Jesus grows up and the message of love is his to share. In his life he creates a revolution in faith. Prior to Jesus the Jews never used God’s name, it was too holy, too scary, God was too unapproachable. Jesus in contrast teaches us that God loves us intimately, tenderly, and with an unconditional love. The prayer he teaches us, the ‘Our Father’, is really the ‘Our Daddy’, because it begins with the Aramaic for daddy – abba. Abba is not just a Swedish come back group, but it is the trustful name a child gives to its father. Daddy.
In wise teaching, miracles, in total self-giving love on the cross, and on to his mysterious rising from death this child will grow to inspire the world.
But for us, it is enough today to celebrate the miracle of it all. God becoming one of us, the vulnerable baby being the message of love.
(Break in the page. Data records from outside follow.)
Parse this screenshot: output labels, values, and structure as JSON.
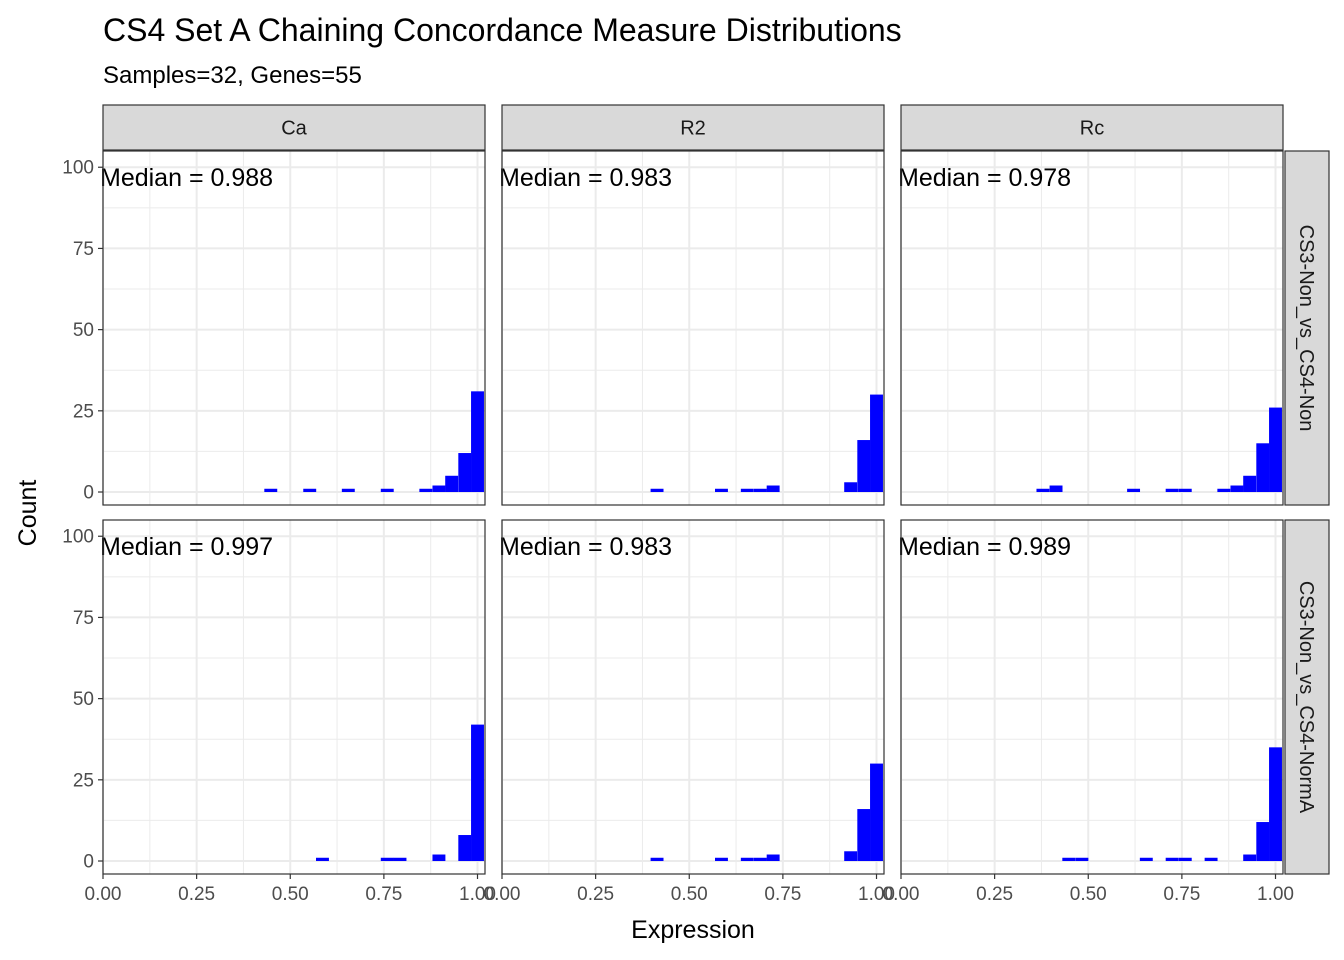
{
  "title": "CS4 Set A Chaining Concordance Measure Distributions",
  "subtitle": "Samples=32, Genes=55",
  "colors": {
    "bar": "#0000FF",
    "strip_bg": "#D9D9D9",
    "grid": "#EBEBEB",
    "panel_border": "#333333",
    "tick_text": "#4D4D4D"
  },
  "chart_data": {
    "type": "bar",
    "subtype": "faceted histogram",
    "xlabel": "Expression",
    "ylabel": "Count",
    "xlim": [
      0,
      1.02
    ],
    "ylim": [
      -4,
      105
    ],
    "x_ticks": [
      0,
      0.25,
      0.5,
      0.75,
      1
    ],
    "x_tick_labels": [
      "0.00",
      "0.25",
      "0.50",
      "0.75",
      "1.00"
    ],
    "y_ticks": [
      0,
      25,
      50,
      75,
      100
    ],
    "y_tick_labels": [
      "0",
      "25",
      "50",
      "75",
      "100"
    ],
    "bin_width": 0.0345,
    "grid": true,
    "legend": "none",
    "column_facets": [
      "Ca",
      "R2",
      "Rc"
    ],
    "row_facets": [
      "CS3-Non_vs_CS4-Non",
      "CS3-Non_vs_CS4-NormA"
    ],
    "panels": [
      {
        "row": "CS3-Non_vs_CS4-Non",
        "col": "Ca",
        "median_label": "Median = 0.988",
        "bins": [
          [
            0.448,
            1
          ],
          [
            0.552,
            1
          ],
          [
            0.655,
            1
          ],
          [
            0.759,
            1
          ],
          [
            0.862,
            1
          ],
          [
            0.897,
            2
          ],
          [
            0.931,
            5
          ],
          [
            0.966,
            12
          ],
          [
            1.0,
            31
          ]
        ]
      },
      {
        "row": "CS3-Non_vs_CS4-Non",
        "col": "R2",
        "median_label": "Median = 0.983",
        "bins": [
          [
            0.414,
            1
          ],
          [
            0.586,
            1
          ],
          [
            0.655,
            1
          ],
          [
            0.69,
            1
          ],
          [
            0.724,
            2
          ],
          [
            0.931,
            3
          ],
          [
            0.966,
            16
          ],
          [
            1.0,
            30
          ]
        ]
      },
      {
        "row": "CS3-Non_vs_CS4-Non",
        "col": "Rc",
        "median_label": "Median = 0.978",
        "bins": [
          [
            0.379,
            1
          ],
          [
            0.414,
            2
          ],
          [
            0.621,
            1
          ],
          [
            0.724,
            1
          ],
          [
            0.759,
            1
          ],
          [
            0.862,
            1
          ],
          [
            0.897,
            2
          ],
          [
            0.931,
            5
          ],
          [
            0.966,
            15
          ],
          [
            1.0,
            26
          ]
        ]
      },
      {
        "row": "CS3-Non_vs_CS4-NormA",
        "col": "Ca",
        "median_label": "Median = 0.997",
        "bins": [
          [
            0.586,
            1
          ],
          [
            0.759,
            1
          ],
          [
            0.793,
            1
          ],
          [
            0.897,
            2
          ],
          [
            0.966,
            8
          ],
          [
            1.0,
            42
          ]
        ]
      },
      {
        "row": "CS3-Non_vs_CS4-NormA",
        "col": "R2",
        "median_label": "Median = 0.983",
        "bins": [
          [
            0.414,
            1
          ],
          [
            0.586,
            1
          ],
          [
            0.655,
            1
          ],
          [
            0.69,
            1
          ],
          [
            0.724,
            2
          ],
          [
            0.931,
            3
          ],
          [
            0.966,
            16
          ],
          [
            1.0,
            30
          ]
        ]
      },
      {
        "row": "CS3-Non_vs_CS4-NormA",
        "col": "Rc",
        "median_label": "Median = 0.989",
        "bins": [
          [
            0.448,
            1
          ],
          [
            0.483,
            1
          ],
          [
            0.655,
            1
          ],
          [
            0.724,
            1
          ],
          [
            0.759,
            1
          ],
          [
            0.828,
            1
          ],
          [
            0.931,
            2
          ],
          [
            0.966,
            12
          ],
          [
            1.0,
            35
          ]
        ]
      }
    ]
  }
}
The communication revolution has begun.
Joy Cowley, a New Zealand poet, puts it so well.
It is happening again!
Love like a high spring tide
Is swelling to fulness and overflowing
The banks of our small concerns.
And here again is the star
That white flame of truth
Blazing the way for us
Through a desert of tired words
Once more comes the music
in song that lifts our hearts
And tunes our ears
To the harmony of the universe
Making us wonder how
We ever could have forgotten.
And the magi within us
Gathers up gifts of gold and myrrh
While that part of ourselves
The impulsive, reckless shepherd
Helter skelter with arms outstretched
‘To embrace the wonder of it all.
We have no words
To contain our praise
We ache with awe
We tremble with miracle
As once again
In the rough stable of our lives
Christ is Born.
May God’s message of love be born in you this Christmas.